On Wednesday, much of what happened that day was retold by California Highway Patrol and San Francisco Police Department investigators. The crux of their findings was that collision was not because of any mechanical failure in the bus — rather, it was due to operator error and the driver has since been cited for speeding.
“Our inspection did not reveal any pre-existing mechanical conditions or failures that would have affected the safe operation of this vehicle on the highway. All damage that was evidence was determined to be a result of this collision,” CHP Captain Christopher Sherry said at a news conference announcing the results of the crash investigation.
But the driver, 54-year-old Kenneth Malvar, a former U.S. Marine who remains in a wheelchair because of the crash, will not be charged with a crime. No criminal charges will be filed in the matter because, as District Attorney Spokesman Alex Bastian said, “there isn’t any crime.”
Still, questions remain about who — if anyone — is at fault, and what might have been done to prevent the crash, and what lawmakers may do to help prevent such incidents in the future.
The larger issue at hand is an industry that needs more regulation, said Malvar’s lawyer Robert Cartwright, who pointed to the maintenance record and treatment of employees by bus owner CS Global, LLC.
“The easiest way to come to a conclusion when you can’t find the mechanical cause is simply blame the driver,” Cartwright said.
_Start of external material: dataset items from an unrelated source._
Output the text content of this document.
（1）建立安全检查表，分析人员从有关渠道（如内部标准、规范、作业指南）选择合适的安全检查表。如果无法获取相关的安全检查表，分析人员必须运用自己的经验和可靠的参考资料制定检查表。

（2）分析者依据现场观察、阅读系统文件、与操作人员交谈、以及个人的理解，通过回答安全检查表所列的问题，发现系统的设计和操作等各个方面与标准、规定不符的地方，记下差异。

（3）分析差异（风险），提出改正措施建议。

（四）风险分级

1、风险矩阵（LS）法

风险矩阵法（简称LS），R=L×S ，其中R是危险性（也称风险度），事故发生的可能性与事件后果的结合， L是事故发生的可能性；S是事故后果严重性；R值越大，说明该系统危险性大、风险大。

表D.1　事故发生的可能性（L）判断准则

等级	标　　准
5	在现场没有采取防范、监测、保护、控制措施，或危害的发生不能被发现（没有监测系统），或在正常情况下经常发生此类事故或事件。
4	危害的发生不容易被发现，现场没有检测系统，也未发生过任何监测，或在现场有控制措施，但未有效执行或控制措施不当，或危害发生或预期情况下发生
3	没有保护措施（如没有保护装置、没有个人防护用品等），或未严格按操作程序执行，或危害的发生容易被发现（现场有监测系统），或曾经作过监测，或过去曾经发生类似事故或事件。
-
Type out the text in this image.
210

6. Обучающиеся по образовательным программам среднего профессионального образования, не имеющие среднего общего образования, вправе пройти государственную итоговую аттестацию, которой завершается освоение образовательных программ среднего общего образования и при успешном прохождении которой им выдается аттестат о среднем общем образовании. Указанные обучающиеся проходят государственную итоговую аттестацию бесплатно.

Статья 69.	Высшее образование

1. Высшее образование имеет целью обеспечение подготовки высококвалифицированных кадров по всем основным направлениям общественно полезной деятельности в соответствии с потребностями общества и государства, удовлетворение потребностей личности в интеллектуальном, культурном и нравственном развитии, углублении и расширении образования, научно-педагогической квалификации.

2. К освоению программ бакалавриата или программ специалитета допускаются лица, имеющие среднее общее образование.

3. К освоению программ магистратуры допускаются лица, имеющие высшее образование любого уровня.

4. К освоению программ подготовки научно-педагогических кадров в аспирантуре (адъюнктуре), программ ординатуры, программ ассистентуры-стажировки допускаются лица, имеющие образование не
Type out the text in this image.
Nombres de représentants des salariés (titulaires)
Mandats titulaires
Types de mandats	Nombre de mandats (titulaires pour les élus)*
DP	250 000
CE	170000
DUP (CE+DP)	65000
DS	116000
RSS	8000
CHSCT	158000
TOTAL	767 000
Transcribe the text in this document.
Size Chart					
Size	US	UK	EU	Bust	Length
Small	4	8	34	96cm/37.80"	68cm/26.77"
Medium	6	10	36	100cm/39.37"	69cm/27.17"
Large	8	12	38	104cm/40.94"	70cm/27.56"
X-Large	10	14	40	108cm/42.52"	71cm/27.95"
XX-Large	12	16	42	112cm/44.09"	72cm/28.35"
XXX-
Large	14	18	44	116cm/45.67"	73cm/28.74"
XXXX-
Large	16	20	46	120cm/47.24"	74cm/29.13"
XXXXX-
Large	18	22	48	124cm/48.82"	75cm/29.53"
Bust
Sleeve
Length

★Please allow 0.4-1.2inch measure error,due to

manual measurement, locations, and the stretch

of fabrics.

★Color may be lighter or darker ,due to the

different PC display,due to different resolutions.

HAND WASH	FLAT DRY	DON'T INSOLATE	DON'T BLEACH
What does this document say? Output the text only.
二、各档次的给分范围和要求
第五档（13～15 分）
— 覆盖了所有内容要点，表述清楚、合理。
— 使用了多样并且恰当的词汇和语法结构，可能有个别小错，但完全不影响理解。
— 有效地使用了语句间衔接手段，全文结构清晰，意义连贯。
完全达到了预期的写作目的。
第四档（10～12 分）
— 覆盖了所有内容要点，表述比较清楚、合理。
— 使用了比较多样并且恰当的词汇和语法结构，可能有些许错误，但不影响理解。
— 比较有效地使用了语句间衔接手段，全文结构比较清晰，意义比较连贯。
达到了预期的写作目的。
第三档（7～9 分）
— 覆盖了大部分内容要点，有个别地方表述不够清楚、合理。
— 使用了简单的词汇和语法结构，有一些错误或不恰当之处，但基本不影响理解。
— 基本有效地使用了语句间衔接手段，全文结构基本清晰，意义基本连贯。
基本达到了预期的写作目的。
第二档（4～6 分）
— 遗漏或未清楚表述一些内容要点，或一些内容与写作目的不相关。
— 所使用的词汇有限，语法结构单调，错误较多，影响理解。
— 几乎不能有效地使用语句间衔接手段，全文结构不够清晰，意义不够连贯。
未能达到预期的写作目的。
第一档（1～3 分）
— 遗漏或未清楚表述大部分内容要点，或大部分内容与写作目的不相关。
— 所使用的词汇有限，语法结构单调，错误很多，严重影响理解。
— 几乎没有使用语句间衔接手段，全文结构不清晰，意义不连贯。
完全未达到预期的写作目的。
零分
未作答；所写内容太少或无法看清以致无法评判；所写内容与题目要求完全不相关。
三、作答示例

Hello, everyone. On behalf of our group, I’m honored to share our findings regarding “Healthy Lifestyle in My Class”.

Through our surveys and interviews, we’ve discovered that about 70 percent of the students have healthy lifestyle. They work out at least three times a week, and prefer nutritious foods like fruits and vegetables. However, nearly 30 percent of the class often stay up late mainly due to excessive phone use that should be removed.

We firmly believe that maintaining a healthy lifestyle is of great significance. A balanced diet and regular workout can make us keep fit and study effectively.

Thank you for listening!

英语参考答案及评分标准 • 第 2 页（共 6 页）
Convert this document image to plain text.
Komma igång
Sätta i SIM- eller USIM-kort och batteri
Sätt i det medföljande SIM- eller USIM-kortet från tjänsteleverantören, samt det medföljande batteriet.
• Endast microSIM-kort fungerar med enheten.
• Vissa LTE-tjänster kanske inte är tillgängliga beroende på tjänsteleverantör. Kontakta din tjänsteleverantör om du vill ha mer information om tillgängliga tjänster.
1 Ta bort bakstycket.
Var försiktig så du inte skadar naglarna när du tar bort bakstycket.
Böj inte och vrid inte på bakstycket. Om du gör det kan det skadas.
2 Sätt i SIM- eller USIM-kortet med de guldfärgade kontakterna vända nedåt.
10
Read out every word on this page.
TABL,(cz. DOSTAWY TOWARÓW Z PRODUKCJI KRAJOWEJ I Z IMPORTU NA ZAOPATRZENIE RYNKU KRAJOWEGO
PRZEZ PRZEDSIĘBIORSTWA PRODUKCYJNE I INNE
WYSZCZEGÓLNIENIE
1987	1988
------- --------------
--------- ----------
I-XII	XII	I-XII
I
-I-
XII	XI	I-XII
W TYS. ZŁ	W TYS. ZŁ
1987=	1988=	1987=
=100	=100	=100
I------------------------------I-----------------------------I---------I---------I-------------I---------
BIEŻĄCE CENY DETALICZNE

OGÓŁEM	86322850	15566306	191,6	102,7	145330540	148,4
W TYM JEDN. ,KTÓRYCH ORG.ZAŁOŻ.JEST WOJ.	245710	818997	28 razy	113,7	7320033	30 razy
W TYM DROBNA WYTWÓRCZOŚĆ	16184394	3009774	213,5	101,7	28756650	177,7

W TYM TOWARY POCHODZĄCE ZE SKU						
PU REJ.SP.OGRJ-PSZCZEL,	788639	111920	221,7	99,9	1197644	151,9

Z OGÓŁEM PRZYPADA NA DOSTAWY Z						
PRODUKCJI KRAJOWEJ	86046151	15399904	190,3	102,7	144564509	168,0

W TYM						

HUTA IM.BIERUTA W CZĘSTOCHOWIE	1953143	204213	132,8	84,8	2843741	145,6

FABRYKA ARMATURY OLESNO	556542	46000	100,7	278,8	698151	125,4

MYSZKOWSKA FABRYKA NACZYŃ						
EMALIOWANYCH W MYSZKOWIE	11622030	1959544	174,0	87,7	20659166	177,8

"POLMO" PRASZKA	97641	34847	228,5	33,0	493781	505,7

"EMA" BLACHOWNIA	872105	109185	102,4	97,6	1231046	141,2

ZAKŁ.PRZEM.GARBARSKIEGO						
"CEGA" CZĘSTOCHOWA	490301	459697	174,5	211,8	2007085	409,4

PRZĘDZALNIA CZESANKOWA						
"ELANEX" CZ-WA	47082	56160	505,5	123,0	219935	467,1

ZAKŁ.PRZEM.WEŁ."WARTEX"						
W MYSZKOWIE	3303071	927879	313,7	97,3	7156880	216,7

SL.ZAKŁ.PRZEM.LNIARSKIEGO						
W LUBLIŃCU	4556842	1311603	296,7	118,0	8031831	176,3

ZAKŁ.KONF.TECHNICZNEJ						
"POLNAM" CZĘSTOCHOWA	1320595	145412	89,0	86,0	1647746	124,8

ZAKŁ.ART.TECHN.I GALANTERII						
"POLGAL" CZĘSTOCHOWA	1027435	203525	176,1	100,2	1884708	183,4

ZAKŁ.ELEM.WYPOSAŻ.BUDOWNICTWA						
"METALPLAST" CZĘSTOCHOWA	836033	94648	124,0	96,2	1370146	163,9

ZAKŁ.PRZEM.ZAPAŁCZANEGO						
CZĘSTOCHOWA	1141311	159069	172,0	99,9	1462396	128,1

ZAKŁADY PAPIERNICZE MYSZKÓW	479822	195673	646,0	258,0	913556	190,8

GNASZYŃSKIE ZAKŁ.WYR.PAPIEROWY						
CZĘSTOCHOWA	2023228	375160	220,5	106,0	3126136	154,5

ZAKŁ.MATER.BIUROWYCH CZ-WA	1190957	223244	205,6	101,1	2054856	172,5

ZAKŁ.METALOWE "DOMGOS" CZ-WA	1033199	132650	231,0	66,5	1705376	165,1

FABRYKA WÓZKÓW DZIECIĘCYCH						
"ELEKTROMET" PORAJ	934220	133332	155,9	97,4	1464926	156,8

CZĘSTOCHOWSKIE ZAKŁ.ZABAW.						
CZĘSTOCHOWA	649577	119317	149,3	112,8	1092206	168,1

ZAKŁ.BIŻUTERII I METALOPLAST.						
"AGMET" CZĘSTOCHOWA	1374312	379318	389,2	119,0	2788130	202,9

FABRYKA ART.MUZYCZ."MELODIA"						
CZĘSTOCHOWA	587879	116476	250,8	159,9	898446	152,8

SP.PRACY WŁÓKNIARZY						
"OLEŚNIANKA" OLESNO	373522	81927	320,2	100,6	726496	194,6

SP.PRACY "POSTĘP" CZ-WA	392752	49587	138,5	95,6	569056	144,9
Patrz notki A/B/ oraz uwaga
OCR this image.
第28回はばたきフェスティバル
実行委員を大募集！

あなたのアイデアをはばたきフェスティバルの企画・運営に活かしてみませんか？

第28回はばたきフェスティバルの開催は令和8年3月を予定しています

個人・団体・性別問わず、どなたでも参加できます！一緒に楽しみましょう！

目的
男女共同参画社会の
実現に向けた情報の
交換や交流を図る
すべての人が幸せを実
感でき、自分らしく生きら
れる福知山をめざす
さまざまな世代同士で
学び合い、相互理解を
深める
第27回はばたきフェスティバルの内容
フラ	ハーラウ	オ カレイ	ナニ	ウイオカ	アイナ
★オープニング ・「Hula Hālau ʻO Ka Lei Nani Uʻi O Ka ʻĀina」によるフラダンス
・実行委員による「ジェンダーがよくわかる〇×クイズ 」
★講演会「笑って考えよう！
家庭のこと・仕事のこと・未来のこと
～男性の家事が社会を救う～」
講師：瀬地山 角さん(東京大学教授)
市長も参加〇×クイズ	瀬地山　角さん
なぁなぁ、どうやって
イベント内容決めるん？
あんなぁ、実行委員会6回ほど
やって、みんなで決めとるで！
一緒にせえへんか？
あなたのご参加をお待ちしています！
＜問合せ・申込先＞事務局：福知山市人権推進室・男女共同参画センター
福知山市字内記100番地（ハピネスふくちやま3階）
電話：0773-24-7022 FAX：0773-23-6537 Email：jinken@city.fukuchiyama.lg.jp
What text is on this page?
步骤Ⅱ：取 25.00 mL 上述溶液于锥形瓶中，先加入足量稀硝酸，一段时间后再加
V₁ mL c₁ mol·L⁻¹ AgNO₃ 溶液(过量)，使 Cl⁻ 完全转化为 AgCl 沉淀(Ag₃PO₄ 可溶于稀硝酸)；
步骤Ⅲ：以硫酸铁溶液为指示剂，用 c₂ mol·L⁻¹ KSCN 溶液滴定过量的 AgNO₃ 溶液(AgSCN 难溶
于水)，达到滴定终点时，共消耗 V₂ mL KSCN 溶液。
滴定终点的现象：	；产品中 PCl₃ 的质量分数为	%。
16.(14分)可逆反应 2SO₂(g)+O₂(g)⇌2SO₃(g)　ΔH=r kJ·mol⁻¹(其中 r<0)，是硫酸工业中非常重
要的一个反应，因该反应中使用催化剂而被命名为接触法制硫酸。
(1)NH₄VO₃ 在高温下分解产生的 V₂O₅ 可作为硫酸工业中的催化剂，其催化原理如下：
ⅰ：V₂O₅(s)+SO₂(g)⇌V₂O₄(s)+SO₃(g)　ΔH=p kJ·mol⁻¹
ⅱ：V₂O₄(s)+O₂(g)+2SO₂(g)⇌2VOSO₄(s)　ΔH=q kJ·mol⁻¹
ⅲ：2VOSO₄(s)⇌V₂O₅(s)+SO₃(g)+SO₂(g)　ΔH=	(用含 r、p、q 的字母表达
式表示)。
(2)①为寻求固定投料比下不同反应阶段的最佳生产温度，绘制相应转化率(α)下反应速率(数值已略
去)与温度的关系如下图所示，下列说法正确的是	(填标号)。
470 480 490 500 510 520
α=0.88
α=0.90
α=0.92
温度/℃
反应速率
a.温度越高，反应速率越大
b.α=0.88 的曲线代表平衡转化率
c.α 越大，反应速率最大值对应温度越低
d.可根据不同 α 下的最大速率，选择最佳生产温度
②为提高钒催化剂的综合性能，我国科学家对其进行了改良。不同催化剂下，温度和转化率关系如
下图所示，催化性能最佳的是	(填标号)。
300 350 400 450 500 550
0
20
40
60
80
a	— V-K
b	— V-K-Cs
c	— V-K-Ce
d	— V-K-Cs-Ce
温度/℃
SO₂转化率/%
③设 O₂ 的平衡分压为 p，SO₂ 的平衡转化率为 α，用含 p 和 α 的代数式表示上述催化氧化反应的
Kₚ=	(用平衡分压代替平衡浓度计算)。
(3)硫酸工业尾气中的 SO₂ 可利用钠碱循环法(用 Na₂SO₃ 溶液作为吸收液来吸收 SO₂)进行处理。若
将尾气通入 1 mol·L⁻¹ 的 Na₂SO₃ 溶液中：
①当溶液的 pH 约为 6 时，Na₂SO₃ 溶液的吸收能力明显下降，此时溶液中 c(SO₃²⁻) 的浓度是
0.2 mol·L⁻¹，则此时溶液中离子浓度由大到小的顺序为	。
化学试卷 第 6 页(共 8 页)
Cartwright said his client heard a pop when the accelerator pedal appeared to have become stuck. He tried to apply the brake to no avail and maneuvered the bus the best he could away from people.
“We are disappointed that the cause of the mechanical failure has not been determined,” said Cartwright, adding that the evidence involved in the investigation was destroyed, making it impossible for a third party review of the findings.
“What really happened here has not been determined,” said Cartwright.
Cartwright said his client is willing to take a polygraph test, but investigators said they found no sign of the brakes being used. They also did not find any evidence that Malvar was suffering from fatigue from being overworked or lack of sleep.
Tour bus safety remains a concern for The City, as multiple crashes causing injury or death have occurred since November’s incident, the San Francisco Examiner has previously reported.
On Jan. 16, a man in his 70s was struck and killed by a tour bus while crossing the street at Post and Divisadero streets in Pacific Heights. Separately, eight people were injured when a tour bus crashed near the Ferry Building on Dec. 26 along The Embarcadero at Broadway.
State lawmakers have announced various pieces of legislation since November’s crash to increase regulations on tour bus safety inspections in California.
Such legislation would require the state to inspect tour bus companies more frequently, as well as test such buses more randomly to prevent gaming of the system, and for the DMV and CPUC to exchange information on new buses. Buses purchased out-of-state would also need to be inspected before operating in California.
CPUC spokeswoman Constance Gordon said shortly after the November crash that neither the license plates nor the bus were registered with the CPUC, and therefore it was operating in the company’s fleet without being inspected by the state.